Quick and Dirty CMC Scenarios for Emerging Biotech?
Here are some examples of potential strategies:
- For emerging biotech companies, choosing the right CMO starts with understanding their particular needs and circumstances. For example, some of them will have a complete understanding of what they want as well as how they want to bring it into existence, meaning they should choose a CMO that specializes in carrying out their orders in the most efficient and effective manner possible. In contrast, the rest of them could benefit from some guidance on sorting through their options, meaning that they might do better with a CMO that can provide strategic consultation in addition to the rest of their services. Decision-makers for emerging biotech companies must be prepared to spend as much time with their candidates as they need to make sense of their true capabilities and capacities. However, they should also be prepared to confirm the truth of such claims by consulting other sources because sales language can be rather misleading.
- Emerging biotech have few advantages compared to their bigger and more traditionally-established counterparts, meaning they need to make use of what they have as much as possible. One such example is their responsiveness, which is the speed at which their representatives can respond to the expressed concerns of other stakeholders. To capitalize on this advantage, emerging biotech companies must be prepared to engage other stakeholders in open and transparent two-way communication, which is critical for building the mutual trust that is so fundamental to successful business partnerships. After all, mutual trust can be used to smooth over potential bumps, thus providing emerging biotech with a measure of protection from the unexpected contingencies that lie in wait for businesses of all sizes and all sectors.

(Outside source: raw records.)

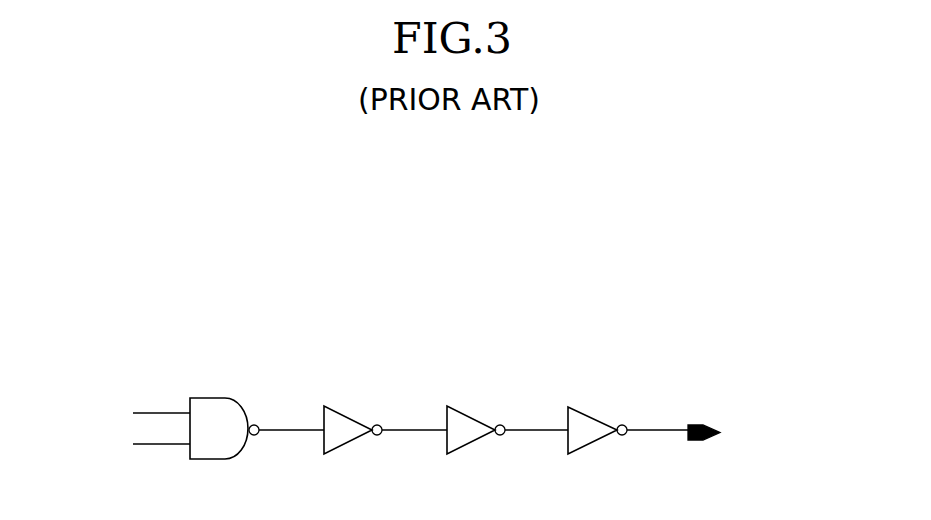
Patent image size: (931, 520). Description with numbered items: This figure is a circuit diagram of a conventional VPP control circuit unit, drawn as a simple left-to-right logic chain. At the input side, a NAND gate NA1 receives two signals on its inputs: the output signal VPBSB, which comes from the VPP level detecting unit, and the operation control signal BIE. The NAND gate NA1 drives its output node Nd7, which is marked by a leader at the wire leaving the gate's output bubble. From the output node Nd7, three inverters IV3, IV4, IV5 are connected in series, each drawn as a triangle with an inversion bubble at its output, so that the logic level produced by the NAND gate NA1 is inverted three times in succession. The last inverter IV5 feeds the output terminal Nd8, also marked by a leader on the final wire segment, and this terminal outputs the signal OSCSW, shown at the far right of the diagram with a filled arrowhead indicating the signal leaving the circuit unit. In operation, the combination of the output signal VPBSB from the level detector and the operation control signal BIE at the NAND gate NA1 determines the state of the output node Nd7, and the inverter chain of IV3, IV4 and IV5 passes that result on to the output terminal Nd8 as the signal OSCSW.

The NAND gate NA1 is at (224, 441).
The inverter IV3 is at (353, 442).
The inverter IV4 is at (476, 442).
The inverter IV5 is at (597, 441).
The output node Nd7 is at (303, 428).
The output terminal Nd8 is at (657, 430).
The output signal VPBSB is at (124, 413).
The operation control signal BIE is at (136, 444).
The signal OSCSW is at (740, 433).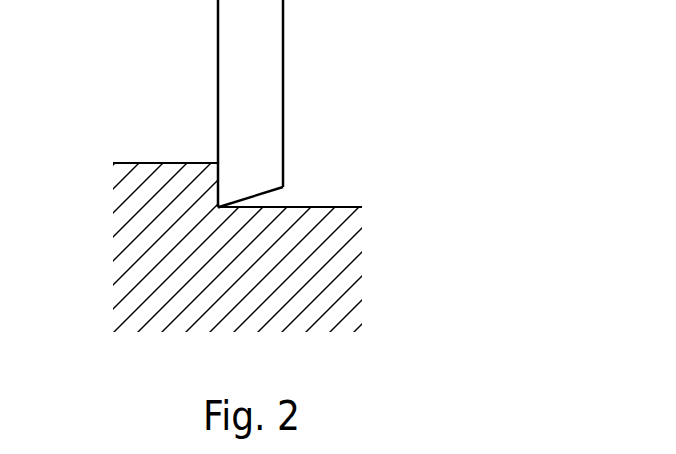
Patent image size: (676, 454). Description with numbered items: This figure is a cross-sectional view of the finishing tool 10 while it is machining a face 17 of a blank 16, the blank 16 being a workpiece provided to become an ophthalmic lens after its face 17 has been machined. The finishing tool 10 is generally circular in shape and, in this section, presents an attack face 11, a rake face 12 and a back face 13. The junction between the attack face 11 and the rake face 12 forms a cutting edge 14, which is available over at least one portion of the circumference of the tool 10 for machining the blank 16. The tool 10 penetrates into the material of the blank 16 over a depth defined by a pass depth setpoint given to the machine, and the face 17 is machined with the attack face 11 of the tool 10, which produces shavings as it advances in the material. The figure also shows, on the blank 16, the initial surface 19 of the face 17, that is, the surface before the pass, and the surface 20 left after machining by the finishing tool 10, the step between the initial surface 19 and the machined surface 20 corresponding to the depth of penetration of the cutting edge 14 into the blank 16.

The finishing tool 10 is at (253, 191).
The attack face 11 is at (215, 118).
The rake face 12 is at (258, 201).
The back face 13 is at (288, 97).
The cutting edge 14 is at (218, 208).
The blank 16 is at (137, 231).
The face 17 is at (145, 116).
The initial surface 19 is at (123, 160).
The surface after machining 20 is at (318, 203).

- Finally, emerging biotech should not let themselves be pressured into rushing because the potential consequences are too great to be risked. For example, following up the proper procedures will enable even emerging biotech to anticipate the most probable issues when it comes to their products as well as come up with the right answers in advance, whereas more slipshod preparations can leave them floundering for a response, which can be devastating for their credibility in the eyes of others. This is particularly important when it comes to getting their products approved by the regulatory agencies, who often tend to be indirect when sponsors have to make sudden changes close to submission because it can suggest a lack of either capability or control.
Summed up simply, emerging biotech sponsors have less resources than their bigger and better-established counterparts, which is why they must focus so much on choosing the right strategies in order to get the desired results without putting themselves at too much risk at the same time.